La rédaction des sciences – une équipe de chercheurs de l'Université de Tokyo a prouvé comment les changements dans l'odeur du corps féminin pendant l'ovulation provoquent des réactions mesurables chez les hommes, qui voient les femmes les plus attirantes et se détendent pour percevoir ces odeurs.
Les scientifiques ont coordonné plus de 20 femmes pour s'assurer que leurs odeurs ont été collectées aux moments clés de leurs cycles menstruels. Les conclusions de son étude, dans lesquelles ils décrivent les réactions des hommes à ces odeurs, sont collectées ce lundi dans le magazine Iccience,
Leurs résultats indiquent que certains composés olfactifs présents dans l'odeur du corps femelle augmentent pendant l'ovulation et peuvent influencer la façon dont les hommes se sentent.
Lorsque les hommes ont perçu ces odeurs, ainsi que des échantillons de l'odeur des aisselles pendant les menstruations, ils ont perçu les visages des femmes qui ont été montrées, associées à ces odeurs, comme plus féminines, attrayantes et agréables, en ce qui concerne les images montrées sans être accompagnées de l'odeur.
Les arômes féminins semblaient également réduire le stress en les percevant.
L'équipe déclare que cela ne prouve pas l'existence de phéromones chez l'homme, mais que l'odeur pourrait influencer subtilement la façon dont les gens interagissent et communiquent.
Sont des phéromones?
Bien qu'ils soient un élément habituel de la culture populaire, en particulier dans les films romantiques, l'existence de phéromones chez l'homme (substances chimiques séparées par le corps qui pourraient influencer le comportement d'autres individus de la même espèce n'ont pas encore été démontrées de manière concluante. Oui, sa présence chez d'autres mammifères a été décrite.

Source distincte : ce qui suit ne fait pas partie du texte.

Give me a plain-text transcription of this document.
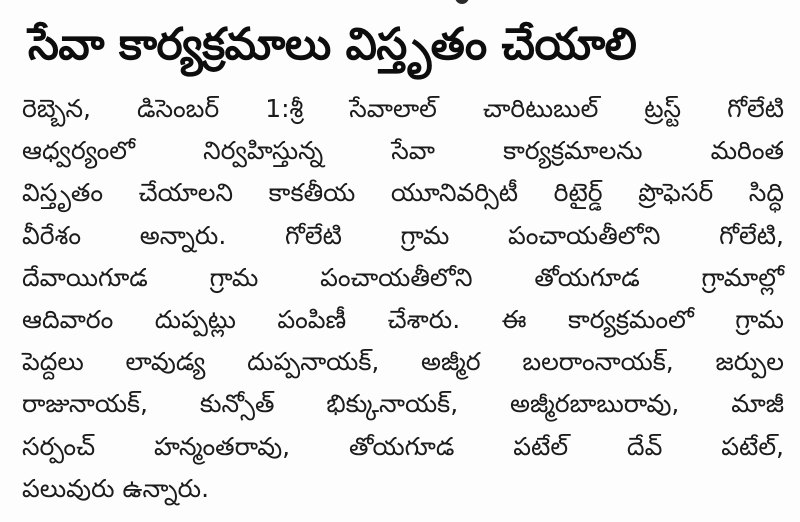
సేవా కార్యక్రమాలు విస్తృతం చేయాలి

రెబ్బెన, డిసెంబర్ 1:శ్రీ సేవాలాల్ చారిటుబుల్ ట్రస్ట్ గోలేటి
ఆధ్వర్యంలో నిర్వహిస్తున్న సేవా కార్యక్రమాలను మరింత
విస్తృతం చేయాలని కాకతీయ యూనివర్సిటీ రిటైర్డ్ ప్రొఫెసర్ సిద్ధి
వీరేశం అన్నారు. గోలేటి గ్రామ పంచాయతీలోని గోలేటి,
దేవాయిగూడ గ్రామ పంచాయతీలోని తోయగూడ గ్రామాల్లో
ఆదివారం దుప్పట్లు పంపిణీ చేశారు. ఈ కార్యక్రమంలో గ్రామ
పెద్దలు లావుడ్య దుప్పనాయక్, అజ్మీర బలరాంనాయక్, జర్పుల
రాజునాయక్, కున్సోత్ భిక్కునాయక్, అజ్మీరబాబురావు, మాజీ
సర్పంచ్ హన్మంతరావు, తోయగూడ పటేల్ దేవ్ పటేల్,
పలువురు ఉన్నారు.
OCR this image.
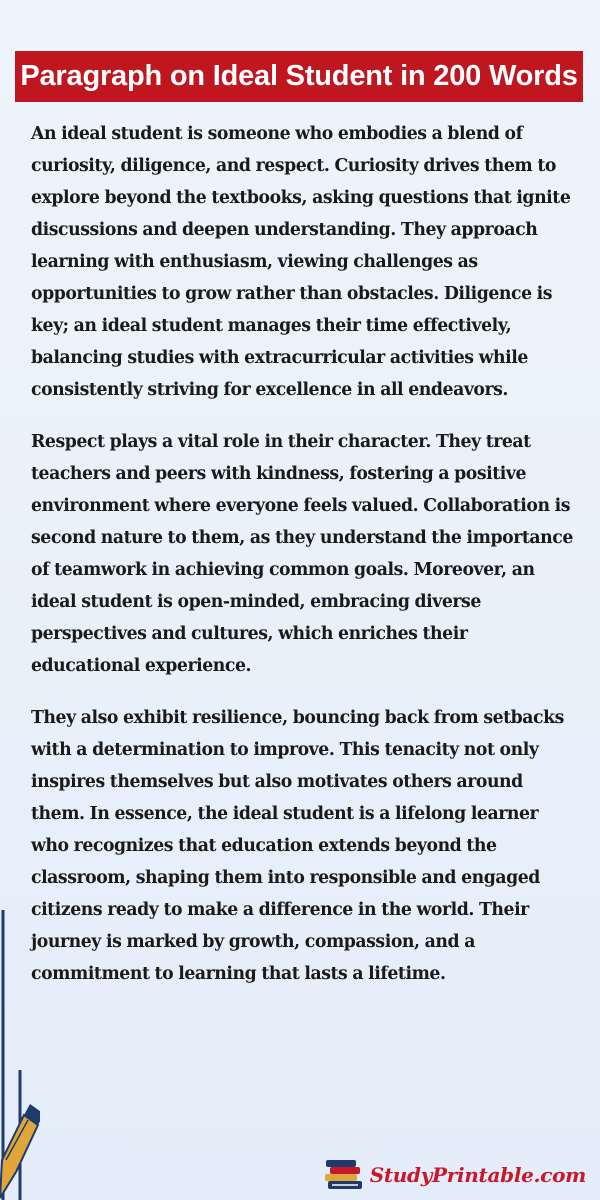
Paragraph on Ideal Student in 200 Words

An ideal student is someone who embodies a blend of curiosity, diligence, and respect. Curiosity drives them to explore beyond the textbooks, asking questions that ignite discussions and deepen understanding. They approach learning with enthusiasm, viewing challenges as opportunities to grow rather than obstacles. Diligence is key; an ideal student manages their time effectively, balancing studies with extracurricular activities while consistently striving for excellence in all endeavors.

Respect plays a vital role in their character. They treat teachers and peers with kindness, fostering a positive environment where everyone feels valued. Collaboration is second nature to them, as they understand the importance of teamwork in achieving common goals. Moreover, an ideal student is open-minded, embracing diverse perspectives and cultures, which enriches their educational experience.

They also exhibit resilience, bouncing back from setbacks with a determination to improve. This tenacity not only inspires themselves but also motivates others around them. In essence, the ideal student is a lifelong learner who recognizes that education extends beyond the classroom, shaping them into responsible and engaged citizens ready to make a difference in the world. Their journey is marked by growth, compassion, and a commitment to learning that lasts a lifetime.

StudyPrintable.com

Cependant, les chercheurs des départements de la chimie biologique appliquée et de la neurointigence de l'Université de Tokyo ont trouvé un processus parallèle à cette idée de phéromones, ce qui pourrait provoquer un changement de comportement similaire.
« Nous avons identifié trois composantes de l'odeur du corps du corps qui augmentent pendant les périodes ovulatoires, et lorsque les hommes sentaient un mélange de ces composés et une odeur axillaire, ils ont indiqué que les images des femmes qui accompagnaient ces odeurs semblaient plus attrayantes et féminines », explique l'un des auteurs, le professeur de l'Université de Tokyo Kazushe Touhara.
« Nous avons également découvert que ces composés ont assoupli les sujets masculins et ont même supprimé l'augmentation de la quantité d'amylase (un biomarqueur de stress) dans leur salive », ajoute le chercheur dans un communiqué de l'Université de Tokyo.
Des études antérieures avaient déjà décrit comment les odeurs corporelles féminines changent tout au long du cycle menstruel et comment les changements dans la phase ovulatoire peuvent être perçus par les hommes et considérés comme agréables, mais jusqu'à présent, la nature spécifique de ces odeurs n'avait pas été identifiée.
Comment extraire l'odeur
Touhara et son équipement ont utilisé une technique d'analyse chimique appelée chromatographie au gaz et spectrométrie de masse pour isoler les composés volatils qui varient le long des phases du cycle menstruel.
Les 20 femmes participantes ont suivi tout au long d'un cycle menstruel et ont été interrogées sur la température corporelle et d'autres indicateurs pour collecter des échantillons qui aideraient à comprendre les changements qui ont été produits.
Les tests avec les participants masculins sont devenus aveugles, de sorte qu'ils n'avaient aucune idée de ce qu'ils sentaient ou dans quel but, de «réduire ou éliminer les facteurs psychologiques et les attentes», explique Touhara.
« Nous ne pouvons pas conclure que les composés que nous avons trouvés et qui augmentent pendant la période d'ovulation sont des phéromones humaines, mais nous avons trouvé des composés similaires à eux dans le corps », ajoute-t-il.
L'équipe prévoit d'explorer d'autres dimensions de cette recherche, telles que l'élargissement des types de personnes participantes pour éliminer la possibilité qu'une caractéristique génétique spécifique influence les résultats, effectuant une analyse chimique plus profonde et étudiant comment les composés ovulatoires pourraient affecter les zones actives du cerveau liées aux émotions et à la perception.